Third, "Move Fast..." is an effective way to build teams that rarely break things and fix broken things quickly. Consider every possible variation of the original motto:
- Move Fast and Break Things
- Move Slow and Break Things
- Move Fast and Break Nothing
- Move Slow and Break Nothing
Unfortunately, it's impossible to Break Nothing. All but the simplest software contains bugs, no matter how slowly and carefully the developer moves. Some bugs are never discovered, others have bankrupted companies, but nobody can practically deliver defect-free software.
Then there are intentional "breaks"; for example, scheduled deprecations and experimental features are usually not considered "defects" regardless of whether they violate the user's expectations.
Just as there is an optimal amount of dirt in your house, there is an optimal amount of defects in your software
Now that we have eliminated the "Break Nothing" options, we are left to choose between:
Move Fast and Break Things
Move Slow and Break Things
"Fast" and "slow" refer to how long it takes to identify and deliver features to users, measurable as lead time. While "velocity vs quality" is often couched as a tradeoff, in my experience they are positively correlated. My hypothesis is that lead time and defect rate can both be improved across individuals and teams through deliberate practice.
Imagine you are a novice tennis player. Each time you serve the ball, it becomes invisible as soon as it leaves the racket. Three months later, you receive a spreadsheet summarizing your serving performance. Now imagine implementing a feature and waiting three months for users to start using it. Reducing the time between action and feedback is critical for deliberate practice and improvement.
In other words, "Move Fast..." can help teams move faster and break fewer things.
In the book Art and Fear, we see the same phenomenon:
The ceramics teacher announced on opening day that he was dividing the class into two groups. All those on the left side of the studio, he said, would be graded solely on the quantity of work they produced, all those on the right solely on its quality. His procedure was simple: on the final day of class he would bring in his bathroom scales and weigh the work of the "quantity” group: fifty pounds of pots rated an "A”, forty pounds a "B”, and so on. Those being graded on "quality”, however, needed to produce only one pot — albeit a perfect one — to get an "A”. Well, came grading time and a curious fact emerged: the works of highest quality were all produced by the group being graded for quantity.

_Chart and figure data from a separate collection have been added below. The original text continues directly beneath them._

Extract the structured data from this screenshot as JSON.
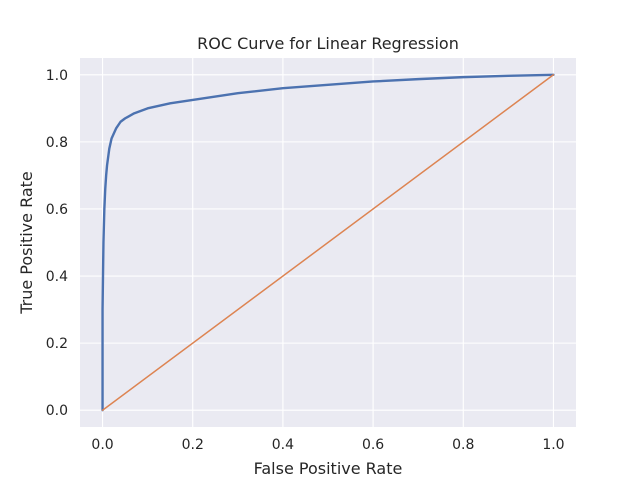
{
  "chart_data": {
    "type": "line",
    "title": "ROC Curve for Linear Regression",
    "xlabel": "False Positive Rate",
    "ylabel": "True Positive Rate",
    "xlim": [
      -0.05,
      1.05
    ],
    "ylim": [
      -0.05,
      1.05
    ],
    "xticks": [
      0.0,
      0.2,
      0.4,
      0.6,
      0.8,
      1.0
    ],
    "xtick_labels": [
      "0.0",
      "0.2",
      "0.4",
      "0.6",
      "0.8",
      "1.0"
    ],
    "yticks": [
      0.0,
      0.2,
      0.4,
      0.6,
      0.8,
      1.0
    ],
    "ytick_labels": [
      "0.0",
      "0.2",
      "0.4",
      "0.6",
      "0.8",
      "1.0"
    ],
    "grid": true,
    "background": "#eaeaf2",
    "series": [
      {
        "color": "#4c72b0",
        "x": [
          0.0,
          0.0,
          0.002,
          0.004,
          0.006,
          0.008,
          0.01,
          0.015,
          0.02,
          0.03,
          0.04,
          0.05,
          0.07,
          0.1,
          0.15,
          0.2,
          0.3,
          0.4,
          0.5,
          0.6,
          0.7,
          0.8,
          0.9,
          1.0
        ],
        "y": [
          0.0,
          0.3,
          0.5,
          0.6,
          0.66,
          0.7,
          0.73,
          0.78,
          0.81,
          0.84,
          0.86,
          0.87,
          0.885,
          0.9,
          0.915,
          0.925,
          0.945,
          0.96,
          0.97,
          0.98,
          0.987,
          0.993,
          0.997,
          1.0
        ]
      },
      {
        "color": "#dd8452",
        "x": [
          0.0,
          1.0
        ],
        "y": [
          0.0,
          1.0
        ]
      }
    ]
  }
}
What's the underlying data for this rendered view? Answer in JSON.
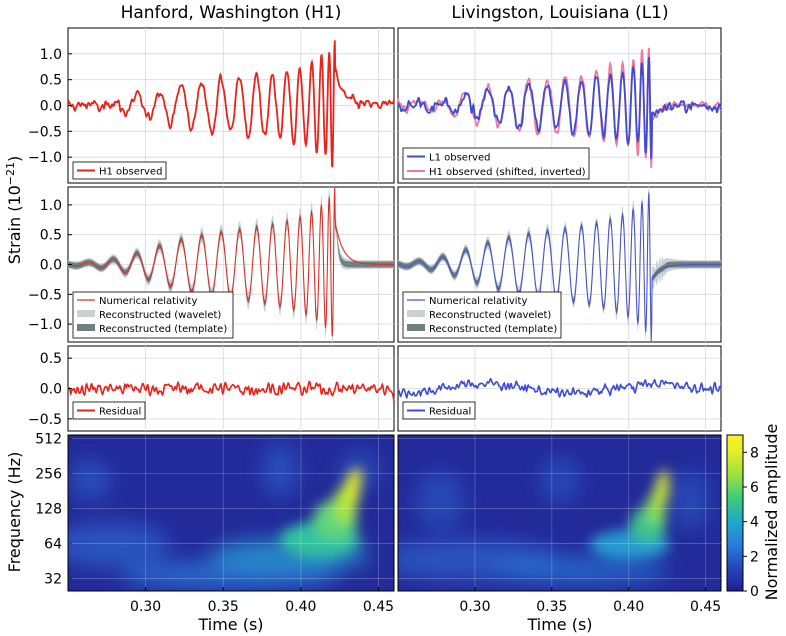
{
  "columns": [
    "Hanford, Washington (H1)",
    "Livingston, Louisiana (L1)"
  ],
  "ylabels": {
    "strain": "Strain (10",
    "strain_exp": "−21",
    "strain_close": ")",
    "frequency": "Frequency (Hz)",
    "colorbar": "Normalized amplitude"
  },
  "xlabel": "Time (s)",
  "colors": {
    "h1": "#e8231c",
    "l1": "#3f4bd1",
    "h1_shifted": "#ec7a9e",
    "wavelet_band": "#c9d2d2",
    "template_band": "#6f7f82",
    "nr_h1": "#d9312a",
    "nr_l1": "#4a55c9"
  },
  "legends": {
    "h1_observed": "H1 observed",
    "l1_observed": "L1 observed",
    "h1_shifted": "H1 observed (shifted, inverted)",
    "nr": "Numerical relativity",
    "wavelet": "Reconstructed (wavelet)",
    "template": "Reconstructed (template)",
    "residual": "Residual"
  },
  "chart_data": [
    {
      "type": "line",
      "panel": "observed-h1",
      "x_range": [
        0.25,
        0.46
      ],
      "ylim": [
        -1.5,
        1.5
      ],
      "yticks": [
        "1.0",
        "0.5",
        "0.0",
        "−0.5",
        "−1.0"
      ],
      "ytick_values": [
        1.0,
        0.5,
        0.0,
        -0.5,
        -1.0
      ],
      "series": [
        {
          "name": "H1 observed",
          "color": "#e8231c"
        }
      ]
    },
    {
      "type": "line",
      "panel": "observed-l1",
      "x_range": [
        0.25,
        0.46
      ],
      "ylim": [
        -1.5,
        1.5
      ],
      "series": [
        {
          "name": "L1 observed",
          "color": "#3f4bd1"
        },
        {
          "name": "H1 observed (shifted, inverted)",
          "color": "#ec7a9e"
        }
      ]
    },
    {
      "type": "area",
      "panel": "reconstructed-h1",
      "x_range": [
        0.25,
        0.46
      ],
      "ylim": [
        -1.3,
        1.3
      ],
      "yticks": [
        "1.0",
        "0.5",
        "0.0",
        "−0.5",
        "−1.0"
      ],
      "ytick_values": [
        1.0,
        0.5,
        0.0,
        -0.5,
        -1.0
      ],
      "series": [
        "Numerical relativity",
        "Reconstructed (wavelet)",
        "Reconstructed (template)"
      ]
    },
    {
      "type": "area",
      "panel": "reconstructed-l1",
      "x_range": [
        0.25,
        0.46
      ],
      "ylim": [
        -1.3,
        1.3
      ],
      "series": [
        "Numerical relativity",
        "Reconstructed (wavelet)",
        "Reconstructed (template)"
      ]
    },
    {
      "type": "line",
      "panel": "residual-h1",
      "x_range": [
        0.25,
        0.46
      ],
      "ylim": [
        -0.7,
        0.7
      ],
      "yticks": [
        "0.5",
        "0.0",
        "−0.5"
      ],
      "ytick_values": [
        0.5,
        0.0,
        -0.5
      ],
      "series": [
        {
          "name": "Residual",
          "color": "#e8231c"
        }
      ]
    },
    {
      "type": "line",
      "panel": "residual-l1",
      "x_range": [
        0.25,
        0.46
      ],
      "ylim": [
        -0.7,
        0.7
      ],
      "series": [
        {
          "name": "Residual",
          "color": "#3f4bd1"
        }
      ]
    },
    {
      "type": "heatmap",
      "panel": "spectrogram",
      "x_range": [
        0.25,
        0.46
      ],
      "xticks": [
        "0.30",
        "0.35",
        "0.40",
        "0.45"
      ],
      "xtick_values": [
        0.3,
        0.35,
        0.4,
        0.45
      ],
      "ylim": [
        25,
        550
      ],
      "y_scale": "log2",
      "yticks": [
        "512",
        "256",
        "128",
        "64",
        "32"
      ],
      "ytick_values": [
        512,
        256,
        128,
        64,
        32
      ],
      "colorbar": {
        "range": [
          0,
          9
        ],
        "ticks": [
          "8",
          "6",
          "4",
          "2",
          "0"
        ],
        "tick_values": [
          8,
          6,
          4,
          2,
          0
        ]
      }
    }
  ]
}
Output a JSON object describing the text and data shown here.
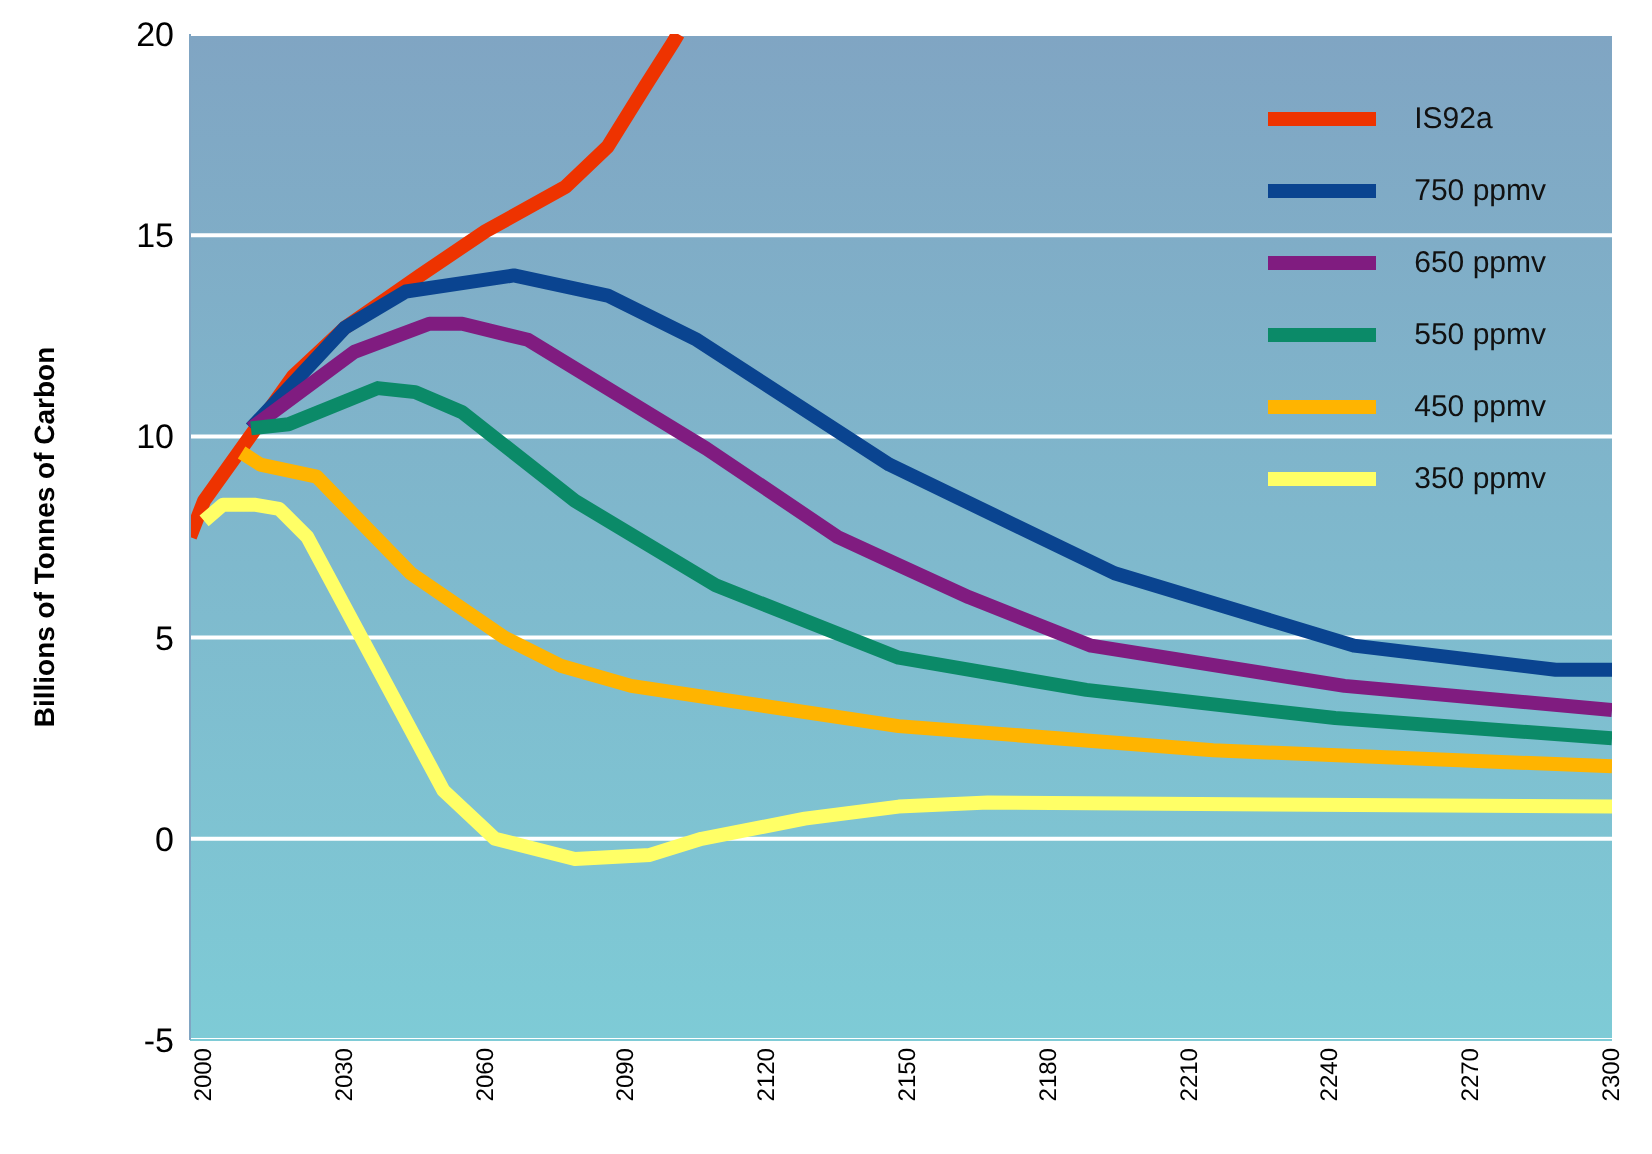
{
  "chart_data": {
    "type": "line",
    "ylabel": "Billions of Tonnes of Carbon",
    "xlim": [
      1997,
      2300
    ],
    "xticks": [
      2000,
      2030,
      2060,
      2090,
      2120,
      2150,
      2180,
      2210,
      2240,
      2270,
      2300
    ],
    "ylim": [
      -5,
      20
    ],
    "yticks": [
      -5,
      0,
      5,
      10,
      15,
      20
    ],
    "grid": "y",
    "legend": "top right",
    "line_style": "solid",
    "marker": "none",
    "series": [
      {
        "name": "IS92a",
        "color": "#ee3300",
        "x": [
          1997,
          2000,
          2019,
          2030,
          2046,
          2060,
          2077,
          2086,
          2094,
          2100,
          2101
        ],
        "values": [
          7.5,
          8.4,
          11.5,
          12.7,
          14.0,
          15.1,
          16.2,
          17.2,
          18.7,
          19.8,
          20
        ]
      },
      {
        "name": "750 ppmv",
        "color": "#0a4490",
        "x": [
          2010,
          2030,
          2043,
          2066,
          2086,
          2105,
          2146,
          2194,
          2245,
          2288,
          2300
        ],
        "values": [
          10.2,
          12.7,
          13.6,
          14.0,
          13.5,
          12.4,
          9.3,
          6.6,
          4.8,
          4.2,
          4.2
        ]
      },
      {
        "name": "650 ppmv",
        "color": "#801c80",
        "x": [
          2010,
          2032,
          2048,
          2055,
          2069,
          2107,
          2135,
          2148,
          2163,
          2189,
          2243,
          2300
        ],
        "values": [
          10.2,
          12.1,
          12.8,
          12.8,
          12.4,
          9.7,
          7.5,
          6.8,
          6.0,
          4.8,
          3.8,
          3.2
        ]
      },
      {
        "name": "550 ppmv",
        "color": "#0b8a68",
        "x": [
          2010,
          2018,
          2037,
          2045,
          2055,
          2079,
          2109,
          2148,
          2188,
          2241,
          2300
        ],
        "values": [
          10.2,
          10.3,
          11.2,
          11.1,
          10.6,
          8.4,
          6.3,
          4.5,
          3.7,
          3.0,
          2.5
        ]
      },
      {
        "name": "450 ppmv",
        "color": "#ffb400",
        "x": [
          2008,
          2012,
          2024,
          2044,
          2064,
          2076,
          2091,
          2148,
          2215,
          2300
        ],
        "values": [
          9.6,
          9.3,
          9.0,
          6.6,
          5.0,
          4.3,
          3.8,
          2.8,
          2.2,
          1.8
        ]
      },
      {
        "name": "350 ppmv",
        "color": "#ffff66",
        "x": [
          2000,
          2004,
          2011,
          2016,
          2022,
          2051,
          2062,
          2079,
          2095,
          2106,
          2128,
          2148,
          2167,
          2300
        ],
        "values": [
          7.9,
          8.3,
          8.3,
          8.2,
          7.5,
          1.2,
          0,
          -0.5,
          -0.4,
          0,
          0.5,
          0.8,
          0.9,
          0.8
        ]
      }
    ]
  }
}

Another benefit of Breaking Things in a tight feedback loop is the practice and experience of Fixing Broken Things. In the ceramics class example, imagine students from both groups sharing the shop pottery wheel, sculpting medium, and kiln, all of which fail ten percent of the time. Which group is more likely to deliver completed work despite the unreliable tools and infrastructure? As long as Breaking Things quickly leads to Fixing Things, teams that "Move Fast..." gain the skills and experience necessary for reducing Time to Resolution.
What if a software company figured out how to "Break Nothing" and maintains a spotless track record through processes and culture? Imagine joining this company and learning the consequences of being the first person to break something. Knowing the high cost of failure, what risks would you shy away from? What ideas and experiments would you never pursue? Are you willing to pay the cost of perfection?
Are there times when you should slow down and try extra hard to not break something? Absolutely. Are there times when you should optimize for speed and tolerate a few bugs? Yes. Never blindly follow a principle.
Despite its unpopularity, "Move Fast and Break Things" remains a valuable engineering principle to me. Breaking things is inevitable, but building tight feedback loops can reduce defect rate and time to resolution while improving velocity.
Thanks to James Gill and Jeff Morrison for reviewing drafts of this post.